The Gerber Life Parenting Blog

Ways to Childproof Your Home That Parents Sometime Overlook

September 23, 2014

baby walking up stairsParents of small children know the importance of childproofing their home. As babies grow, they develop into curious crawlers and toddlers, causing parents to need to carefully secure certain parts of their home. This typically includes putting latches on cabinets and putting a cover on electrical outlets. There are some additional areas of a home that parents can childproof to help keep their little explorers safe:

Stairways — Babies are too little to understand gravity but are naturally curious. To help keep them safe as they explore, put baby gates at the top and bottom of stairs, and install banister shields.

HVAC System — Germs and allergens can enter your home through its heating, ventilation and air conditioning system. It’s therefore important to have your ductwork cleaned and to keep air filters fresh. Another culprit that allows germs into your home is shoes, so to help prevent germs from shoes from spreading throughout your house, have people take off their shoes near the door. Placing a basket next to the main entryway is a way to keep shoes contained and off of the floor.

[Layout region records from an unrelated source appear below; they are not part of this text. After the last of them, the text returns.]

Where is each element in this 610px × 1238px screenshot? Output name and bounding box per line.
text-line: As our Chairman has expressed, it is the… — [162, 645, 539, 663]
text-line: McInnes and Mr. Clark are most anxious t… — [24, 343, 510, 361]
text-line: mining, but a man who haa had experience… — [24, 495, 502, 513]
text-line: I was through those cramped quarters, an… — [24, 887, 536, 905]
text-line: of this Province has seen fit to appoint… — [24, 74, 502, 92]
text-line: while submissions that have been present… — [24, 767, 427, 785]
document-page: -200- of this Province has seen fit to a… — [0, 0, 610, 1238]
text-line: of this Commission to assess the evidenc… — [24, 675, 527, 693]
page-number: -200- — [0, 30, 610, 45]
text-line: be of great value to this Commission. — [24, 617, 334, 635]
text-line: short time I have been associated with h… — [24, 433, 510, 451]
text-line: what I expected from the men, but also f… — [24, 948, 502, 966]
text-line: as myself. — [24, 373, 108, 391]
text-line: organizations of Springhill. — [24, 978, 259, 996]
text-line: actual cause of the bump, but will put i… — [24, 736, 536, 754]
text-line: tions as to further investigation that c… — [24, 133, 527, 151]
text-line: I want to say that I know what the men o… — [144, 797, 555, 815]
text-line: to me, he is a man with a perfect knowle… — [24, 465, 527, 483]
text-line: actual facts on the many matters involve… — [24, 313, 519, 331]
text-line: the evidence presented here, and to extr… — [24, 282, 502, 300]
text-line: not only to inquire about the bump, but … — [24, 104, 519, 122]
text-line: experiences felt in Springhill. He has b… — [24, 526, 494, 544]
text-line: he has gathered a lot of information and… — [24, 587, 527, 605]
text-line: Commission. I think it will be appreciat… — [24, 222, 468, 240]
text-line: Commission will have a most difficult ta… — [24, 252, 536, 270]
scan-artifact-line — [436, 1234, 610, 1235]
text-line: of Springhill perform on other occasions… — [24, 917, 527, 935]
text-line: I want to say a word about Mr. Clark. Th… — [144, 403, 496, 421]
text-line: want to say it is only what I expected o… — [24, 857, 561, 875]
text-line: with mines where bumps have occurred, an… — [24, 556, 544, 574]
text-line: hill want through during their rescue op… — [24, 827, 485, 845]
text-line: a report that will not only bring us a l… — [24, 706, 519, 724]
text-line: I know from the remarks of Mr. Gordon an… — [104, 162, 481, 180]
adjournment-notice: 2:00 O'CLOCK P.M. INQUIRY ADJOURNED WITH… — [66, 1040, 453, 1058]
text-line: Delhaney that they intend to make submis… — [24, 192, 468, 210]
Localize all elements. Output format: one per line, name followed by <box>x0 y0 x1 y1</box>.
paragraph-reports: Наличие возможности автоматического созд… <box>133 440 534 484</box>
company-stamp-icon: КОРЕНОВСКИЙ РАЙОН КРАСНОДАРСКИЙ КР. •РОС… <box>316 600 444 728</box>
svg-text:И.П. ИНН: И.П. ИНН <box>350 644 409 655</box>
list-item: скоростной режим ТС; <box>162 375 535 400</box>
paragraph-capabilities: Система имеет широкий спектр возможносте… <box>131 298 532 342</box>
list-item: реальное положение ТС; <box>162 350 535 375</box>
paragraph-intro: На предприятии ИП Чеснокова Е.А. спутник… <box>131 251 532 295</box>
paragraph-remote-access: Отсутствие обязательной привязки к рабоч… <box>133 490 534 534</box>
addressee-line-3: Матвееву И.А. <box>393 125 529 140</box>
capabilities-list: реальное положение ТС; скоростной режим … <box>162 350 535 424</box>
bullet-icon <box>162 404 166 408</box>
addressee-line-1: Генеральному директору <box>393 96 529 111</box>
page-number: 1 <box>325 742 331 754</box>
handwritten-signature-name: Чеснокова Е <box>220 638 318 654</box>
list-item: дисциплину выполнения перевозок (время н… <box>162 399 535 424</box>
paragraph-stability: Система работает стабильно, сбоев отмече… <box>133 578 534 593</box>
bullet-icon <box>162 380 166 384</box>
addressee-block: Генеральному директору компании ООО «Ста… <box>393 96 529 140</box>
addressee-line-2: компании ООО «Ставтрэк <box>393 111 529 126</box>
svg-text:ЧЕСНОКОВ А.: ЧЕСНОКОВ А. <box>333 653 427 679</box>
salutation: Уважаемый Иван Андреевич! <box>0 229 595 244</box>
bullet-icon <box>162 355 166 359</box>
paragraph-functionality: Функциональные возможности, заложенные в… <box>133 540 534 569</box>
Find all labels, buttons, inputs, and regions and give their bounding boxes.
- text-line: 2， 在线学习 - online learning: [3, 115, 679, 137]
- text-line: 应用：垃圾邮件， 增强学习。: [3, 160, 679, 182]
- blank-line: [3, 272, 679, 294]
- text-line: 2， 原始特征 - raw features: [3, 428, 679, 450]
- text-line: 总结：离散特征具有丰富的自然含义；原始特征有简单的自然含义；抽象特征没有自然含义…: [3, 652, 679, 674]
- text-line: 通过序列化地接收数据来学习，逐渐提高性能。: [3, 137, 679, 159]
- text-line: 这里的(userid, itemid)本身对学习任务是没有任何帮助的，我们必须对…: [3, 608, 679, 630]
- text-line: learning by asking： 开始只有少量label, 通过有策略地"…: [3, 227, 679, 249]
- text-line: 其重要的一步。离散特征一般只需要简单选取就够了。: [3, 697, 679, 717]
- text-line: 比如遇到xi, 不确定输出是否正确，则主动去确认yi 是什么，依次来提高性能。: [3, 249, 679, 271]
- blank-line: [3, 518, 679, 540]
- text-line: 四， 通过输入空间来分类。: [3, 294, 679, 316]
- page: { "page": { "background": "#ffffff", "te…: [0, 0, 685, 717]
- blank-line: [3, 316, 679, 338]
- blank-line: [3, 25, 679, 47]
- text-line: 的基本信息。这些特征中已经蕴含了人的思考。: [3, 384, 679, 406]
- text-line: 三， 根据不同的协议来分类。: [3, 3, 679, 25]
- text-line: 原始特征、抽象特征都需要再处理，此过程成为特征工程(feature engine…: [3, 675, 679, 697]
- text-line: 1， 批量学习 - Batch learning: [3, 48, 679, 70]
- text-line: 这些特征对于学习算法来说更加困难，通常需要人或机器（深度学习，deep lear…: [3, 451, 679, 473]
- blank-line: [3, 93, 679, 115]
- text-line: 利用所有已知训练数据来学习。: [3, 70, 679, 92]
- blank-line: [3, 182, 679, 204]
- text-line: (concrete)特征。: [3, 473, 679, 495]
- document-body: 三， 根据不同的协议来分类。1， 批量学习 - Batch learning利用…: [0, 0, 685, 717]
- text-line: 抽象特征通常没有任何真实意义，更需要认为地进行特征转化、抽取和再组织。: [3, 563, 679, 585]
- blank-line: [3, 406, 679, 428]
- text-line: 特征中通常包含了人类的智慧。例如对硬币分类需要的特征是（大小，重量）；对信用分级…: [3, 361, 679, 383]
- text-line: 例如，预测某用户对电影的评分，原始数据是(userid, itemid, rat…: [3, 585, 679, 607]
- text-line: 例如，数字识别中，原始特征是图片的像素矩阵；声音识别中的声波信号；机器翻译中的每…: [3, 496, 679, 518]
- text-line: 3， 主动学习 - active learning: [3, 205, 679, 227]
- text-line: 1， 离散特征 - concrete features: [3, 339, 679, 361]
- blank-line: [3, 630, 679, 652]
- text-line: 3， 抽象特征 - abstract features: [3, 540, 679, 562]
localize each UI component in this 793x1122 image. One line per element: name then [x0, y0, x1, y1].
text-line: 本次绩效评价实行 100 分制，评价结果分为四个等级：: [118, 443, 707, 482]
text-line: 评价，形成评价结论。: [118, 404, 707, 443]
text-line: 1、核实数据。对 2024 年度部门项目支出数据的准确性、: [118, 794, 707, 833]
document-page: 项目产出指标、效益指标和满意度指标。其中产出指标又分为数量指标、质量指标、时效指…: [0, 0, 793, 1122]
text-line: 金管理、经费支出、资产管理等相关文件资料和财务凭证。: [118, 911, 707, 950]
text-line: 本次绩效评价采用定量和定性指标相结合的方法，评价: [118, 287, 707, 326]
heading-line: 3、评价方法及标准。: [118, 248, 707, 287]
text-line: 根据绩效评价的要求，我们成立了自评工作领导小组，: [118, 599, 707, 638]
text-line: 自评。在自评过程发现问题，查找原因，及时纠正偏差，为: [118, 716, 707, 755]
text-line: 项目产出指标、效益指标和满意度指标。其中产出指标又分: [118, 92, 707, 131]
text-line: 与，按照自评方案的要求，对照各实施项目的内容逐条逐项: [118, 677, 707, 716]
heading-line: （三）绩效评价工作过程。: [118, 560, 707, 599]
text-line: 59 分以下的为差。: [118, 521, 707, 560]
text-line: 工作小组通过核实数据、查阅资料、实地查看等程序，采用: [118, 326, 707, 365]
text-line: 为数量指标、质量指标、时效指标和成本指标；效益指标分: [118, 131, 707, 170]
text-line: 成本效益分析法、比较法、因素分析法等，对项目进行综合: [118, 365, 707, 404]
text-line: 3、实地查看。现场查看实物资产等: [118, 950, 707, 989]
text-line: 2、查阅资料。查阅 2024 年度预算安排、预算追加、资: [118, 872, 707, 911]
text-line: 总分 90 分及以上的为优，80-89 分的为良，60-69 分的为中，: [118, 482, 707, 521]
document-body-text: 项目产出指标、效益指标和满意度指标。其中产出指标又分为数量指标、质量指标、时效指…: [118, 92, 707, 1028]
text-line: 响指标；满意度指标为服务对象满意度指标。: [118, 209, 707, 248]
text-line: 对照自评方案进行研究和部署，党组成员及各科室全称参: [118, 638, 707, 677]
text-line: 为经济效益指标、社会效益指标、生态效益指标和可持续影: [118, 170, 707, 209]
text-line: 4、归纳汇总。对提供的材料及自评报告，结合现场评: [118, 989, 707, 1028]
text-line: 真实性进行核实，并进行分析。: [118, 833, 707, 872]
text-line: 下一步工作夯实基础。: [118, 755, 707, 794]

Windows — Just as adults enjoy looking out of a window, your baby will, too. Natural light breathes life, freshness, and Vitamin D into your home, and the view of outdoors offers a lot of interesting things for babies to see. To help keep your child safe, remove items that are near windows that your child could climb onto, and install baby-proof window locks.

Bathrooms — The bathroom is often overlooked for childproofing but is one of the most important. Toilets are near a child’s line of sight, usually easy to reach, and full of less-than-sterile water. Use sanitizing wipes to clean the floor near the toilet on a regular basis. Install a toilet lock on the toilet’s lid; they’re an inexpensive way to prevent your baby from accessing the germs and water inside the toilet.

Water Heater — As a general safety precaution, lower the temperature of your hot water heater. The United States Consumer Product Safety Commission recommends a maximum hot water temperature of 120 degrees Fahrenheit. If you wish, you can decrease the temperature further on your hot water heater’s settings.

Enjoy every moment of your baby’s rolling, crawling and walking adventures by proactively creating a safer environment for your little one to explore.